As you can probably imagine from a dog breed that was developed for hunting for long hours without getting tired, this is a highly energetic dog with high exercise needs. The Harrier definitely needs daily long walks, jogs or hikes accompanied with some vigorous playtime or fun training sessions that will occupy the dogs body and mind and the dog can stay fit, healthy and happy. This breed is a best fit for a hunter or for an active person who loves being outdoors.
The Harriers coat is short, glossy, harsh to touch and pretty dense. The harsh texture is preventing the dog from being cut from underbrush and it allows the dog to move throughout all types of terrain, tracking hare or fox, without being hindered by a long or silky coat.
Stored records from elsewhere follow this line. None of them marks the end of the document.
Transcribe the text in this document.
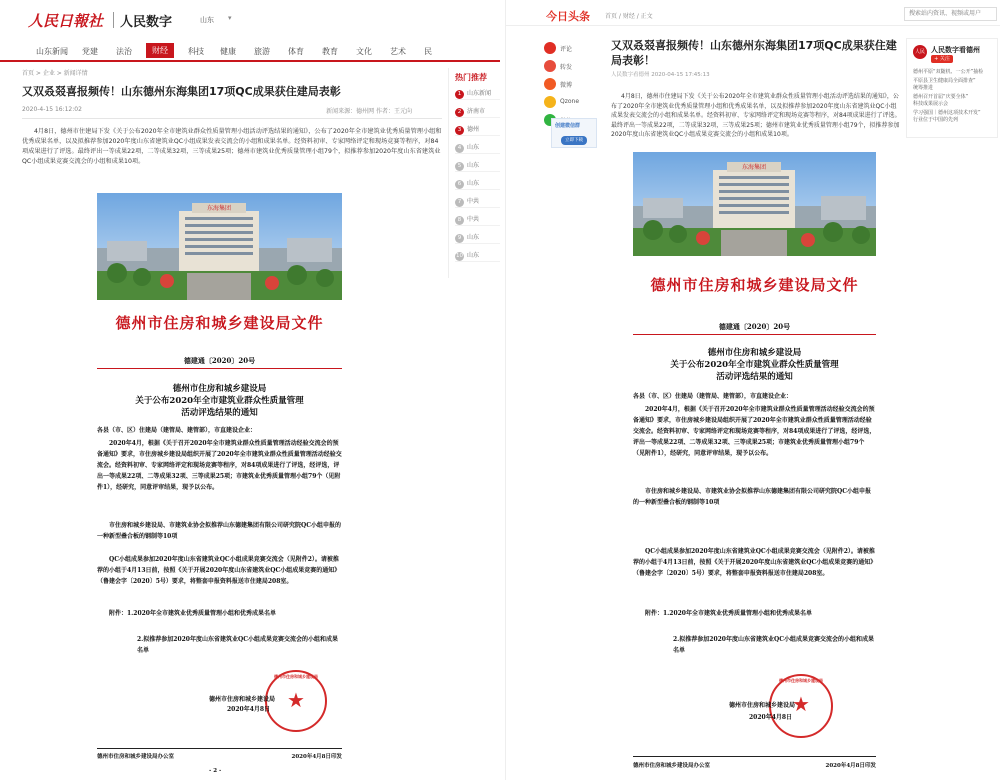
人民日報社 人民数字	山东 ▾
山东新闻 党建 法治	财经	科技 健康 旅游 体育 教育 文化 艺术 民
首页 > 企业 > 新闻详情
又双叒叕喜报频传！山东德州东海集团17项QC成果获住建局表彰
2020-4-15 16:12:02	新闻来源：德州网 作者：王元向
4月8日，德州市住建局下发《关于公布2020年全市建筑业群众性质量管理小组活动评选结果的通知》，公布了2020年全市建筑业优秀质量管理小组和优秀成果名单，以及拟推荐参加2020年度山东省建筑业QC小组成果发表交流会的小组和成果名单。经资料初审、专家网络评定和现场竞赛等程序，对84项成果进行了评选。最终评出一等成果22项，二等成果32项，三等成果25项；德州市建筑业优秀质量管理小组79个，拟推荐参加2020年度山东省建筑业QC小组成果竞赛交流会的小组和成果10项。
东海集团
热门推荐
1 山东新闻
2 济南市
3 德州
4 山东
5 山东
6 山东
7 中共
8 中共
9 山东
10 山东
德州市住房和城乡建设局文件
德建通〔2020〕20号
德州市住房和城乡建设局
关于公布2020年全市建筑业群众性质量管理
活动评选结果的通知
各县（市、区）住建局（建管局、建管部），市直建设企业：
2020年4月，根据《关于召开2020年全市建筑业群众性质量管理活动经验交流会的预备通知》要求，市住房城乡建设局组织开展了2020年全市建筑业群众性质量管理活动经验交流会。经资料初审、专家网络评定和现场竞赛等程序，对84项成果进行了评选，经评选，评出一等成果22项、二等成果32项、三等成果25项；市建筑业优秀质量管理小组79个（见附件1），经研究，同意评审结果，现予以公布。
市住房和城乡建设局、市建筑业协会拟推荐山东德建集团有限公司研究院QC小组申报的一种新型叠合板的钢制等10项
QC小组成果参加2020年度山东省建筑业QC小组成果竞赛交流会（见附件2）。请被推荐的小组于4月13日前，按照《关于开展2020年度山东省建筑业QC小组成果竞赛的通知》（鲁建会字〔2020〕5号）要求，将整套申报资料报送市住建局208室。
附件：1.2020年全市建筑业优秀质量管理小组和优秀成果名单
2.拟推荐参加2020年度山东省建筑业QC小组成果竞赛交流会的小组和成果名单
★
德州市住房和城乡建设局
德州市住房和城乡建设局
2020年4月8日
德州市住房和城乡建设局办公室	2020年4月8日印发
- 2 -
今日头条	首页 / 财经 / 正文
搜索站内资讯、视频或用户
评论
转发
微博
Qzone
创建微信群
立即下载
又双叒叕喜报频传！山东德州东海集团17项QC成果获住建局表彰！
人民数字看德州 2020-04-15 17:45:13
4月8日，德州市住建局下发《关于公布2020年全市建筑业群众性质量管理小组活动评选结果的通知》，公布了2020年全市建筑业优秀质量管理小组和优秀成果名单，以及拟推荐参加2020年度山东省建筑业QC小组成果发表交流会的小组和成果名单。经资料初审、专家网络评定和现场竞赛等程序，对84项成果进行了评选。最终评出一等成果22项，二等成果32项，三等成果25项；德州市建筑业优秀质量管理小组79个，拟推荐参加2020年度山东省建筑业QC小组成果竞赛交流会的小组和成果10项。
东海集团
人民 人民数字看德州
+ 关注
德州平原“双随机、一公开”抽检
平原县卫生健康局全面排查”
统筹推进
德州召开首届“庆要全体”
科技成果展示会
学习强国｜德州这项技术开发”
行业位于中国的先列
德州市住房和城乡建设局文件
德建通〔2020〕20号
德州市住房和城乡建设局
关于公布2020年全市建筑业群众性质量管理
活动评选结果的通知
各县（市、区）住建局（建管局、建管部），市直建设企业：
2020年4月，根据《关于召开2020年全市建筑业群众性质量管理活动经验交流会的预备通知》要求，市住房城乡建设局组织开展了2020年全市建筑业群众性质量管理活动经验交流会。经资料初审、专家网络评定和现场竞赛等程序，对84项成果进行了评选，经评选，评出一等成果22项、二等成果32项、三等成果25项；市建筑业优秀质量管理小组79个（见附件1），经研究，同意评审结果，现予以公布。
市住房和城乡建设局、市建筑业协会拟推荐山东德建集团有限公司研究院QC小组申报的一种新型叠合板的钢制等10项
QC小组成果参加2020年度山东省建筑业QC小组成果竞赛交流会（见附件2）。请被推荐的小组于4月13日前，按照《关于开展2020年度山东省建筑业QC小组成果竞赛的通知》（鲁建会字〔2020〕5号）要求，将整套申报资料报送市住建局208室。
附件：1.2020年全市建筑业优秀质量管理小组和优秀成果名单
2.拟推荐参加2020年度山东省建筑业QC小组成果竞赛交流会的小组和成果名单
★
德州市住房和城乡建设局
德州市住房和城乡建设局
2020年4月8日
德州市住房和城乡建设局办公室	2020年4月8日印发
The most common color combinations are tricolor black tan and white and bicolor red and white.
Speaking of coat, it is important to mention, that this is quite low maintenance breed with minimal grooming needs. Even without any grooming, the coat will still look good, but if you want to keep the coat in best possible condition and minimize the shedding, regular weekly brushing is beneficial. There are no other grooming needs with this breed. Just like with all dogs, you should regularly check their eyes, ears, nails and teeth and clip them or clean them if needed.
The Harrier is pretty healthy dog breed with average lifespan around 13 or 14 years. Just like any other dog breed, they may suffer from some health issues and the main concern is hip dysplasia. They can also suffer from some eye problems and allergies, but those are not very common in this breed.